Review Test/Answers and Explanations

1. Human cells have a finite lifespan and this contributes to the aging process. Stem cells and neoplastic cells have indefinite life spans. The reason for these observations is that chromosomes in a cell get progressively shorter with each cell division because the telomere sequences at the ends of the chromosomes get shorter with each cell division. The chromosomes in stem cells and neoplastic cells do not generally shorten with each cell division. The enzyme utilized by stem cells and neoplastic cells to lengthen the telomeres is which of the following?

(A) DNA polymerase delta

(B) DNA polymerase alpha

(C) DNA ligase

(D) topoisomerase

(E) telomerase

1. The answer is (E). The other enzymes are involved in the replication process in general, but it is telomerase that can recognize the TTAGGG telomere sequence to that it can be replicated.

2. Some antineoplastic drugs act by inhibiting which of the following?

(A) DNA helicase

(B) topoisomerase

(C) telomerase

(D) DNA polymerase delta

(E) DNA polymerase alpha

2. The answer is (B). Many antineoplastic drugs act by inhibiting DNA replication.

3. Which one of the following is an accurate statement regarding chromosome replication?

(A) It is semiconservative.

(B) It occurs during G1 in the cell cycle.

(C) Inactive genes are replicated first.

(D) It starts with the synthesis of Okazaki fragments.

3. The answer is (A). Chromosome replication occurs during the S phase of the cell cycle. It starts when topoisomerase breaks a single strand of DNA, which causes DNA unwinding. Active genes are replicated early in S and inactive genes late in the S phase. Replication is semiconservative because there is one intact parental strand in a double helix of DNA and a newly synthesized strand.

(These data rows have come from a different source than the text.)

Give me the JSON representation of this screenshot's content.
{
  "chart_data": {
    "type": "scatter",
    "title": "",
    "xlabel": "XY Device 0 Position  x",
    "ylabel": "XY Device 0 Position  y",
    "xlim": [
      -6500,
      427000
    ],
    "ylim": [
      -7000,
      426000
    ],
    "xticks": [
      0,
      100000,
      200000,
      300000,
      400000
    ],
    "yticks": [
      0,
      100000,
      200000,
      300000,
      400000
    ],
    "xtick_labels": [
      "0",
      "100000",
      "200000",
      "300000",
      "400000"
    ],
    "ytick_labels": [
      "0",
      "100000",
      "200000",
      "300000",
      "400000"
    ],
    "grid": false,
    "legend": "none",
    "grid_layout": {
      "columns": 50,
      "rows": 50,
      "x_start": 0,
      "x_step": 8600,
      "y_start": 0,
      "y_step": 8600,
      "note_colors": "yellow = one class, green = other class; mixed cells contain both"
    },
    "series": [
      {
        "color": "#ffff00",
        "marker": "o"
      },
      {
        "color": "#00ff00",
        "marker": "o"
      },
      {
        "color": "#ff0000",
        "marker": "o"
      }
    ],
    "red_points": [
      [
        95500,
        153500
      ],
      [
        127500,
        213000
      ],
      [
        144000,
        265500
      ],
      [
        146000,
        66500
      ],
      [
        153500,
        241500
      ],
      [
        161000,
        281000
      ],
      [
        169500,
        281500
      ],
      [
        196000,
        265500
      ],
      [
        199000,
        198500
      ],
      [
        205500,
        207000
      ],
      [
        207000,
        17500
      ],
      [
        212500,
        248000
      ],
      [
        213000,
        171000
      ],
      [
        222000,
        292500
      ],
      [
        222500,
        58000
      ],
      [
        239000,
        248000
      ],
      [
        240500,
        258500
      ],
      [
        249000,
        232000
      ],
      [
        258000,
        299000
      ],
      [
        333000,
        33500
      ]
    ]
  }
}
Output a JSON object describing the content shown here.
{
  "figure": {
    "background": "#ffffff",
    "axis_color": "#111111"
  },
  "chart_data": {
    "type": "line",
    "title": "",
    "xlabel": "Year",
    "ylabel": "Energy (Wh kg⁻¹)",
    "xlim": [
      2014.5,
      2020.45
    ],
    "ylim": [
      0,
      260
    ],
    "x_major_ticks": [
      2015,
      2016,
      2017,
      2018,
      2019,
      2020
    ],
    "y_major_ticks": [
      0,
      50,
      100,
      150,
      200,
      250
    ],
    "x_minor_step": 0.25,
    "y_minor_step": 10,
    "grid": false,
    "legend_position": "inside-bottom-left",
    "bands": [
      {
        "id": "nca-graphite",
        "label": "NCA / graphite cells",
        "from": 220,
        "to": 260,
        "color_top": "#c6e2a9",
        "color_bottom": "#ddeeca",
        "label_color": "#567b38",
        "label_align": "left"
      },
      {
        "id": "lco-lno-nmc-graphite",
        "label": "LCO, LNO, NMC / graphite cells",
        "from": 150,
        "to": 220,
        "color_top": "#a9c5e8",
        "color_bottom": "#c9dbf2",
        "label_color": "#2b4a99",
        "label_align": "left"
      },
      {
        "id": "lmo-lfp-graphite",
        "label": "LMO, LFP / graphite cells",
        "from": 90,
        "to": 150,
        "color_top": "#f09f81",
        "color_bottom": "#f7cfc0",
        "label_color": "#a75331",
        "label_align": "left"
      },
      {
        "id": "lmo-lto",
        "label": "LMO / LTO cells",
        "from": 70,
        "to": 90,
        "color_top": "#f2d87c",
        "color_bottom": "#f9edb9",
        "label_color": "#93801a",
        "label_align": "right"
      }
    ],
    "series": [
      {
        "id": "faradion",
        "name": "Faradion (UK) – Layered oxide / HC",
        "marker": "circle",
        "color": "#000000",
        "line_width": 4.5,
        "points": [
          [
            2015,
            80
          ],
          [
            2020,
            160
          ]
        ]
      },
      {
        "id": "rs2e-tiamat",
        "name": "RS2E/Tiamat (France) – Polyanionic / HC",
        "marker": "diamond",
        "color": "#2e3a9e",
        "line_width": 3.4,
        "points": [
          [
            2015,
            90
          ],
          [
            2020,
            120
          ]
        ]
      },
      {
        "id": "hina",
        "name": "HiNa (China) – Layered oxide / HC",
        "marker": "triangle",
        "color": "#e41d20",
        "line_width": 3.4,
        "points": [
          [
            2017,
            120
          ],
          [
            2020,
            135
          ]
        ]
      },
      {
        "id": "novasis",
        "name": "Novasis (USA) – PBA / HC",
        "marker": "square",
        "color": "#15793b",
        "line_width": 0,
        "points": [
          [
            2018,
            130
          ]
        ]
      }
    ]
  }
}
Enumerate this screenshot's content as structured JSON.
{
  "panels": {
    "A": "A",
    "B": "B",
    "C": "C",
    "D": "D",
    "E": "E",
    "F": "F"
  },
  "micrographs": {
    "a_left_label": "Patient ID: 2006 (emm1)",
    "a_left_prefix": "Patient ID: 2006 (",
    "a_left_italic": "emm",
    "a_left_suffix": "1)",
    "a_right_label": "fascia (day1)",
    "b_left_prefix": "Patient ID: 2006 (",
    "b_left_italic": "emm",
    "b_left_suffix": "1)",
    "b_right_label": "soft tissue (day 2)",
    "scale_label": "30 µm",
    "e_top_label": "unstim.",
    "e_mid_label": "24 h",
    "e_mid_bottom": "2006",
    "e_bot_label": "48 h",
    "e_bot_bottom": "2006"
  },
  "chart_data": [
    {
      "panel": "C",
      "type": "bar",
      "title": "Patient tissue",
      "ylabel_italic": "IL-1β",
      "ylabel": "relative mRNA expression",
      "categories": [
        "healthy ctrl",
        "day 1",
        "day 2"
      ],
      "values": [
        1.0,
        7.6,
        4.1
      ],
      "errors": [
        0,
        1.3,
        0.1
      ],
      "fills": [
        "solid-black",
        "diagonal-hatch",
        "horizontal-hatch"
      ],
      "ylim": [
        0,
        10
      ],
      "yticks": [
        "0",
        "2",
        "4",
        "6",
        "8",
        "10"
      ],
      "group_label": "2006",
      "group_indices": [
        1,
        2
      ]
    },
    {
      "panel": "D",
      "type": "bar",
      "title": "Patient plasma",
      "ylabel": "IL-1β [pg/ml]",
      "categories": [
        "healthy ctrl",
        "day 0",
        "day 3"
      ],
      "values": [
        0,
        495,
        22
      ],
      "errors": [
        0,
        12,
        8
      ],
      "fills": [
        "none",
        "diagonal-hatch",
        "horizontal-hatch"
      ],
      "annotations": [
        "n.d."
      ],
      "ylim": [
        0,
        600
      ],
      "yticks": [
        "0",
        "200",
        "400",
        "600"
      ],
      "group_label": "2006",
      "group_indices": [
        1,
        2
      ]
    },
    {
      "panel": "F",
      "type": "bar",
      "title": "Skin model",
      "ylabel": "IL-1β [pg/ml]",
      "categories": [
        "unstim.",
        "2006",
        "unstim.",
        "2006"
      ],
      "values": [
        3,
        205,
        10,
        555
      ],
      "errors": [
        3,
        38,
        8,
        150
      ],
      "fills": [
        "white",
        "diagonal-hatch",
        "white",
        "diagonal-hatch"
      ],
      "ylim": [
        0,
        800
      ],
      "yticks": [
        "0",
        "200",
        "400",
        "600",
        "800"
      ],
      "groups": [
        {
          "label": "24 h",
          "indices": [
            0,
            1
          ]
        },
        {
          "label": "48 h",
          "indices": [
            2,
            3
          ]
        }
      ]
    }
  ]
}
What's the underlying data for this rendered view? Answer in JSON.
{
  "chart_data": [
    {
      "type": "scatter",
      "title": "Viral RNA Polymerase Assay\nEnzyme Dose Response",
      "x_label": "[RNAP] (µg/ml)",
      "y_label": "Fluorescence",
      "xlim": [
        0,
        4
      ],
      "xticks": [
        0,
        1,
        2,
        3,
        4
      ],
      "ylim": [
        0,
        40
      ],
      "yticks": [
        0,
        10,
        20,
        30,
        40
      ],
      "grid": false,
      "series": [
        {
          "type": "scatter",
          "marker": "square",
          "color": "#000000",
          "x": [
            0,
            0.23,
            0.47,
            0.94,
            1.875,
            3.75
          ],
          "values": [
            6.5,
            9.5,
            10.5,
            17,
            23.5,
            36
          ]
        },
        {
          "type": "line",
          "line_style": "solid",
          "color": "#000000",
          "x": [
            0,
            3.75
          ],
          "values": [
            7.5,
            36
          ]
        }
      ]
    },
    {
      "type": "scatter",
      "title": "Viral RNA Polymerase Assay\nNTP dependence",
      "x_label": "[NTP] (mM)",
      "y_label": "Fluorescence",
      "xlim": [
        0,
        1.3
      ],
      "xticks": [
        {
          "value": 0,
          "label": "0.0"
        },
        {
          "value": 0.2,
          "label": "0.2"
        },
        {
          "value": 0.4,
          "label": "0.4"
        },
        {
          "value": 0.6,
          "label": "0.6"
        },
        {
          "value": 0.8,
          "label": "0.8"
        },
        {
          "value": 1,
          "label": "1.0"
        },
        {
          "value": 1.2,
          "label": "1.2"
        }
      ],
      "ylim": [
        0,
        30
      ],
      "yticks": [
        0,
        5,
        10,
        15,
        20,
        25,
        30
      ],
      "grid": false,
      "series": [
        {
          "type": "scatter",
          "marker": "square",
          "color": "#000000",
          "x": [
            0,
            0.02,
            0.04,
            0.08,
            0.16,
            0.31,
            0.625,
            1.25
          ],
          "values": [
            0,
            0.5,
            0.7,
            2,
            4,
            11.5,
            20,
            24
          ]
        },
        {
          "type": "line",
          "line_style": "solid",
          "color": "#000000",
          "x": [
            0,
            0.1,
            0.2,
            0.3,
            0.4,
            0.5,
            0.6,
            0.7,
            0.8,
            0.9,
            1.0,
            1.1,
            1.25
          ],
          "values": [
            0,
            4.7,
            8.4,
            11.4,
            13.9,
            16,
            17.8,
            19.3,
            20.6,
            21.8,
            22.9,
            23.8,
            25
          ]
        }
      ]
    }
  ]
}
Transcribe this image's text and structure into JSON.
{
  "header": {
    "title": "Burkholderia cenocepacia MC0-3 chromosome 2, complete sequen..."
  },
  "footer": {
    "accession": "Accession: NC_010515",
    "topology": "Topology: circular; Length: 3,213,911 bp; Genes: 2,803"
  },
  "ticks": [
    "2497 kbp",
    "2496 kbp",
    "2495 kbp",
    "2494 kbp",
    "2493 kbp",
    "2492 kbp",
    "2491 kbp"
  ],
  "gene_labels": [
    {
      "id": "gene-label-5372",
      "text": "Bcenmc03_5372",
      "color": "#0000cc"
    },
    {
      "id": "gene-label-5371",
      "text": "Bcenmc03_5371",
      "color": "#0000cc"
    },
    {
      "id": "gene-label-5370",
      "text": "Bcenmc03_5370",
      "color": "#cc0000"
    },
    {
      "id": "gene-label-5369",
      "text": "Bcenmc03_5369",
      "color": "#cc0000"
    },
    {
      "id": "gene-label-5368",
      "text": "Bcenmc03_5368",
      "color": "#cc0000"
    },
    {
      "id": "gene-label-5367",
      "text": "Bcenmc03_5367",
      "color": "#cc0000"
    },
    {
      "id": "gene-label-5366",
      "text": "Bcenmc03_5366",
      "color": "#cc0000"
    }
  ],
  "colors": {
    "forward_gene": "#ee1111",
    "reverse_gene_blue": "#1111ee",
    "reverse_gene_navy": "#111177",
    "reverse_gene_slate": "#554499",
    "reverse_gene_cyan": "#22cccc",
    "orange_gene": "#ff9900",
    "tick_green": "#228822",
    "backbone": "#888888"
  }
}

4. The leading strand of DNA in the replication fork is synthesized by which one of the following mechanisms?

(A) continuously by DNA polymerase alpha.

(B) discontinuously by DNA polymerase delta.

(C) continuously by DNA polymerase delta.

(D) discontinuously by DNA polymerase alpha.

4. The answer is (C). The lagging strand of DNA is synthesized discontinuously by DNA polymerase alpha, which synthesizes Okazaki fragments, which then have to be joined by a DNA ligase. The leading strand of DNA is synthesized continuously by DNA polymerase delta.

5. The autosomal recessive disease Fanconi anemia is characterized by chromosome breakage and rearrangements and most individuals with the disease will develop some kind of cancer. Which one of the following is defective in individuals with Fanconi anemia?

(A) DNA polymerase delta

(B) DNA repair enzyme

(C) DNA ligase

(D) DNA primase

5. The answer is (B). In Fanconi anemia, DNA damage goes unrepaired and eventually reaches a point where the chromosome is unstable. The result is that there is chromosome breakage with rearrangements of chromosomal material. When a break occurs in a tumor suppressor gene, or proto-oncogenes are activated by chromosome rearrangements, the development of a malignancy is likely.